A Winnipeg man who fatally stabbed his older brother at a Thanksgiving family function in River Heights has been sentenced to four years in prison.
Justin Larche, 23, learned his fate today during an afternoon hearing in provincial court.
"It's surprising, troubling and purportedly out of character for (Larche) to have acted in such a violent manner," Judge Mary Kate Harvie said.
The Crown sought a prison term in the "upper" range of five to eight years.
Harvie rejected that recommendation, finding Larche's moral blameworthiness for the "senseless and tragic" death of his brother, Christopher, 25, didn't put him into that range of punishment.
An Oct. 8, 2012 holiday gathering at a home on Lindsay Street was peaceful until Christopher Larche began speaking rudely to his girlfriend and his younger brother tried to stop it, Harvie was previously told.

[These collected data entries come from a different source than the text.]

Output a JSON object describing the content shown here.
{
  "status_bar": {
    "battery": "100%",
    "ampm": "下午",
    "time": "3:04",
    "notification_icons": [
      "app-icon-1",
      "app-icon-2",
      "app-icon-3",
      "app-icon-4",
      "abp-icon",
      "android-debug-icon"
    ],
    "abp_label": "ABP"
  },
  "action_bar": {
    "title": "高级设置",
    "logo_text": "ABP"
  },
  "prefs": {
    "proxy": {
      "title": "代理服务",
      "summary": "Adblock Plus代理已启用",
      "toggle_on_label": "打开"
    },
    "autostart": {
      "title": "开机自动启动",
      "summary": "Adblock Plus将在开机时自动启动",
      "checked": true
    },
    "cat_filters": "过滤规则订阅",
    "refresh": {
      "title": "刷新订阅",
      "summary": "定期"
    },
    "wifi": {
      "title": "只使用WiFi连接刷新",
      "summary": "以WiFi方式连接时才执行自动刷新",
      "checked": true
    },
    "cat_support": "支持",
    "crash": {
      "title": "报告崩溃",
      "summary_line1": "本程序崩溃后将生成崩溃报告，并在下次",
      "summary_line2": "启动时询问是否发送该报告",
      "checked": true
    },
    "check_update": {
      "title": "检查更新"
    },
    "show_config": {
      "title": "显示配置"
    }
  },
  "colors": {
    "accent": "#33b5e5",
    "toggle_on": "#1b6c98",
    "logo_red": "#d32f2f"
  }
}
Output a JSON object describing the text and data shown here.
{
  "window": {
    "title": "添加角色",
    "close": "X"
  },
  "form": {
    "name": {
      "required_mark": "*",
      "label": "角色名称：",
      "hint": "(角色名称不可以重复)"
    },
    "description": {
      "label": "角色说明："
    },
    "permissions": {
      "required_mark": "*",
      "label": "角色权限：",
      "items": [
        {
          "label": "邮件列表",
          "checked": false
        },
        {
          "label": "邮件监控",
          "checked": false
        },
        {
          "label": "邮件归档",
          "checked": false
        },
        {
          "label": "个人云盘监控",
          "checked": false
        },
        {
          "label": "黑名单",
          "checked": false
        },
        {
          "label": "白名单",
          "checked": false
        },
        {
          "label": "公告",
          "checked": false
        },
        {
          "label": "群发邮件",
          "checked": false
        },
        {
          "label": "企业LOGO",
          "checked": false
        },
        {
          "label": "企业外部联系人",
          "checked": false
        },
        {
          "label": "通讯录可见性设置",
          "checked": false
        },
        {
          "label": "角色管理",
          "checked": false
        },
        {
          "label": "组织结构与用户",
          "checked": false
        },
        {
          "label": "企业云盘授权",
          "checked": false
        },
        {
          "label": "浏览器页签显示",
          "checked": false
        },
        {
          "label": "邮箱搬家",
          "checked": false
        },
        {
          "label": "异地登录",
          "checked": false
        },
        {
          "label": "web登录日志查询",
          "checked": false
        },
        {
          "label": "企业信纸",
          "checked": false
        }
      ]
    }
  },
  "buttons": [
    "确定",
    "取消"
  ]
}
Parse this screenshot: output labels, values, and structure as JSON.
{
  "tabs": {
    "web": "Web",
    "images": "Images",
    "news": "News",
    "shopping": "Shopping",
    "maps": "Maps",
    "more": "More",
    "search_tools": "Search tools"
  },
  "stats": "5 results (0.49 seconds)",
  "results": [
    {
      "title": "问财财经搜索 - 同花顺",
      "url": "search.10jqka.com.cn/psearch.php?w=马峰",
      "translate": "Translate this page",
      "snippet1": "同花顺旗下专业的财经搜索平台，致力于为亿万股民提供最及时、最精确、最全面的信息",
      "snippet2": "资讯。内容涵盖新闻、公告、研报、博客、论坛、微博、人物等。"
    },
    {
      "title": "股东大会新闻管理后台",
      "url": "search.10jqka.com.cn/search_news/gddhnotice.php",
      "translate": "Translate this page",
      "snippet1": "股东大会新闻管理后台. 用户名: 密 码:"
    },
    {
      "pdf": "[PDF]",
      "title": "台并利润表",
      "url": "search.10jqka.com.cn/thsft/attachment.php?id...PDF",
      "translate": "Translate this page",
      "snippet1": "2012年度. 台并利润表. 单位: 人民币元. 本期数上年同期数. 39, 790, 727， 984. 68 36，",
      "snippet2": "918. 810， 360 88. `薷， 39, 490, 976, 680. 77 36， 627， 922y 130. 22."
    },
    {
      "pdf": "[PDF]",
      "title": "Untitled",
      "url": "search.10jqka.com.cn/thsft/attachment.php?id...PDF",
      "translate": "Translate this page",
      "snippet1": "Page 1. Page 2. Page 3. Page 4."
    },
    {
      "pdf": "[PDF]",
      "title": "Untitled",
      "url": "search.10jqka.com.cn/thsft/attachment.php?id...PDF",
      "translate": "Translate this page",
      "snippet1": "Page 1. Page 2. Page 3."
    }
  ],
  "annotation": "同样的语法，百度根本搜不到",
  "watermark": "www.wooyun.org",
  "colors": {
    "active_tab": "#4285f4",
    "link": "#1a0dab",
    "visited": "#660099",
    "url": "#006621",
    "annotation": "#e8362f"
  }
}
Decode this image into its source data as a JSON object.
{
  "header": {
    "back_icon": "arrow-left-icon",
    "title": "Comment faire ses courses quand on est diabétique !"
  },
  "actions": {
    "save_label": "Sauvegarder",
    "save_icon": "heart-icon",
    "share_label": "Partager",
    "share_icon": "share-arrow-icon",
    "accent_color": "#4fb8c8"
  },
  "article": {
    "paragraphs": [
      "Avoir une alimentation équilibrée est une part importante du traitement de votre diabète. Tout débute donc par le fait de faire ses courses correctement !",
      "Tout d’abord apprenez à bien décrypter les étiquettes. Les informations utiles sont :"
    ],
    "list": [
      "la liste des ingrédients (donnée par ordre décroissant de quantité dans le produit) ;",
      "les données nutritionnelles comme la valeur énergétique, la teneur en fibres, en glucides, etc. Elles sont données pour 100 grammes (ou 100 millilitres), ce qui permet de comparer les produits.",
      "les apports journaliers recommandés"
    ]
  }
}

"The accused felt his brother was being aggressive in the way he was talking... he decided to step in," Crown attorney Carrie Ritchot said at a September sentencing hearing.
Both men had been drinking a fair amount of beer that night, court heard.
The brothers pushed and wrestled several times, prompting others to step in to break it up. Eventually, the dispute moved into the kitchen.
There, Christopher advanced towards Justin, prompting Justin to grab a steak knife off a dish rack and quickly stab him twice in the torso.
Realizing what he'd done, Justin helped his brother to the front lawn and tried to stop the bleeding as 911 was summoned.
Christopher died hours later in hospital, having suffered major wounds to his lung, liver and diaphragm that caused massive internal bleeding, Ritchot said.
Harvie found Justin Larche was sincerely remorseful, had no intention to kill and made a full emotional admission to police of what he did. "I deserve jail time for my brother's sake, so it brings justice in a way," Larche told a probation officer.
Defence lawyer Martin Minuk had requested a sentence of no more than 30 months with credit for time served in a bid to keep Larche in the provincial jail system instead of seeing him head off to federal prison. He had no prior record.
After Harvie credited Larche for a year of time spent on remand, he has three years left to serve.